Литмир - Электронная Библиотека
A
A

Василий молчал. Гетман понял, что его собеседник колеблется, а это, казалось, было не в характере поэта. Мазепа глядел на Василия снизу вверх, склонив голову на левое плечо, а в уже гаснущих глазах его проснулась жизнь и пряталась смешинка.

— Ведь ты там виделся с неким юношей, который прибыл в Борщаговичи откуда-то издалека.

И опять этот взгляд не то хитрой птицы, не то какого-то хищного зверька, подглядывающего из норки, что делается в мире широком.

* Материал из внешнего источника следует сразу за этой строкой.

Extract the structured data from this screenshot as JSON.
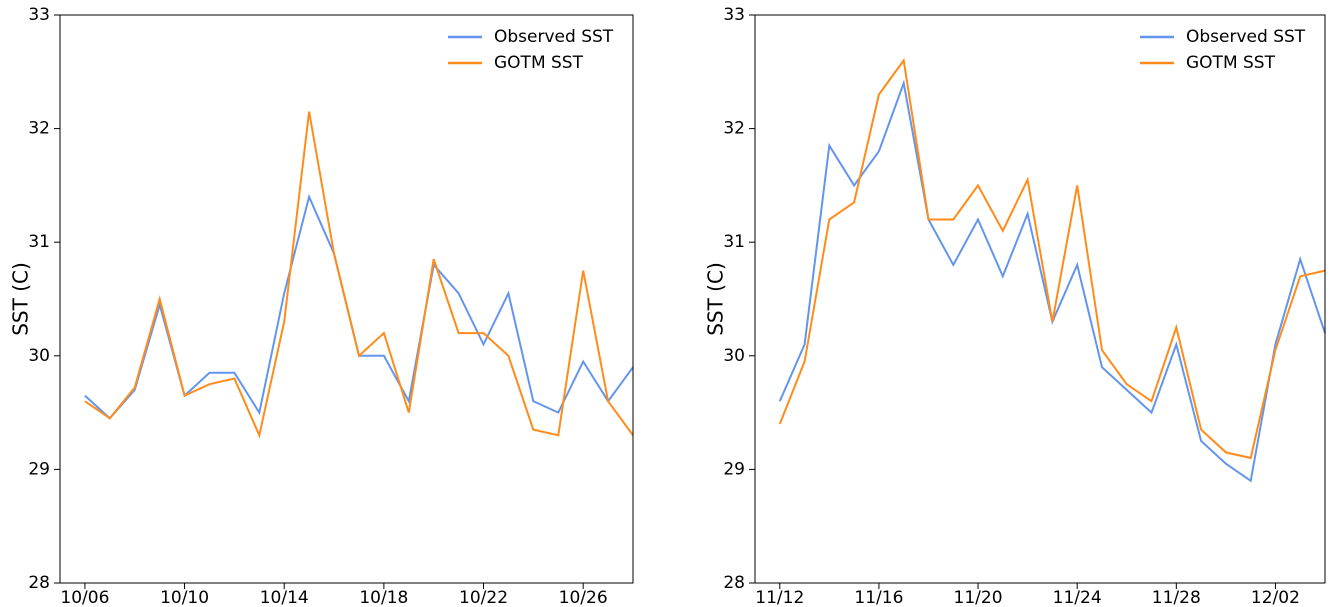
{
  "chart_data": [
    {
      "type": "line",
      "ylabel": "SST (C)",
      "legend": "upper right",
      "x": [
        "10/06",
        "10/07",
        "10/08",
        "10/09",
        "10/10",
        "10/11",
        "10/12",
        "10/13",
        "10/14",
        "10/15",
        "10/16",
        "10/17",
        "10/18",
        "10/19",
        "10/20",
        "10/21",
        "10/22",
        "10/23",
        "10/24",
        "10/25",
        "10/26",
        "10/27",
        "10/28"
      ],
      "series": [
        {
          "name": "Observed SST",
          "color": "#6495ed",
          "values": [
            29.65,
            29.45,
            29.7,
            30.45,
            29.65,
            29.85,
            29.85,
            29.5,
            30.55,
            31.4,
            30.9,
            30.0,
            30.0,
            29.6,
            30.8,
            30.55,
            30.1,
            30.55,
            29.6,
            29.5,
            29.95,
            29.6,
            29.9
          ]
        },
        {
          "name": "GOTM SST",
          "color": "#ff8c1a",
          "values": [
            29.6,
            29.45,
            29.72,
            30.5,
            29.65,
            29.75,
            29.8,
            29.3,
            30.3,
            32.15,
            30.9,
            30.0,
            30.2,
            29.5,
            30.85,
            30.2,
            30.2,
            30.0,
            29.35,
            29.3,
            30.75,
            29.6,
            29.3
          ]
        }
      ],
      "xlim": [
        "10/05",
        "10/28"
      ],
      "xticks": [
        "10/06",
        "10/10",
        "10/14",
        "10/18",
        "10/22",
        "10/26"
      ],
      "ylim": [
        28,
        33
      ],
      "yticks": [
        28,
        29,
        30,
        31,
        32,
        33
      ]
    },
    {
      "type": "line",
      "ylabel": "SST (C)",
      "legend": "upper right",
      "x": [
        "11/12",
        "11/13",
        "11/14",
        "11/15",
        "11/16",
        "11/17",
        "11/18",
        "11/19",
        "11/20",
        "11/21",
        "11/22",
        "11/23",
        "11/24",
        "11/25",
        "11/26",
        "11/27",
        "11/28",
        "11/29",
        "11/30",
        "12/01",
        "12/02",
        "12/03",
        "12/04"
      ],
      "series": [
        {
          "name": "Observed SST",
          "color": "#6495ed",
          "values": [
            29.6,
            30.1,
            31.85,
            31.5,
            31.8,
            32.4,
            31.2,
            30.8,
            31.2,
            30.7,
            31.25,
            30.3,
            30.8,
            29.9,
            29.7,
            29.5,
            30.1,
            29.25,
            29.05,
            28.9,
            30.1,
            30.85,
            30.2
          ]
        },
        {
          "name": "GOTM SST",
          "color": "#ff8c1a",
          "values": [
            29.4,
            29.95,
            31.2,
            31.35,
            32.3,
            32.6,
            31.2,
            31.2,
            31.5,
            31.1,
            31.55,
            30.3,
            31.5,
            30.05,
            29.75,
            29.6,
            30.25,
            29.35,
            29.15,
            29.1,
            30.05,
            30.7,
            30.75
          ]
        }
      ],
      "xlim": [
        "11/11",
        "12/04"
      ],
      "xticks": [
        "11/12",
        "11/16",
        "11/20",
        "11/24",
        "11/28",
        "12/02"
      ],
      "ylim": [
        28,
        33
      ],
      "yticks": [
        28,
        29,
        30,
        31,
        32,
        33
      ]
    }
  ]
}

Василий понял, что гетман знает больше, чем говорит. И сейчас было бы самым опасным попытаться выкручиваться или врать. Гетман мог поймать на какой-нибудь неточности, а тогда пощады от него не жди.

— А я так думаю, — продолжал Мазепа, — что приезжал к тебе кто-то из Львова, от русской партии. И через день-два я и имя этого человека буду знать. Думаешь, мне неведомо, что русская партия во Львове давно обо мне сведения собирает, чтобы царю сообщить? У меня среди ваших свои люди есть. Еще когда вместе с царем в Жолкеве стояли, я о том позаботился. Так что, хлопче, поздно тебе скрываться.

Василий знал, что теперь от его ответа будет зависеть очень многое.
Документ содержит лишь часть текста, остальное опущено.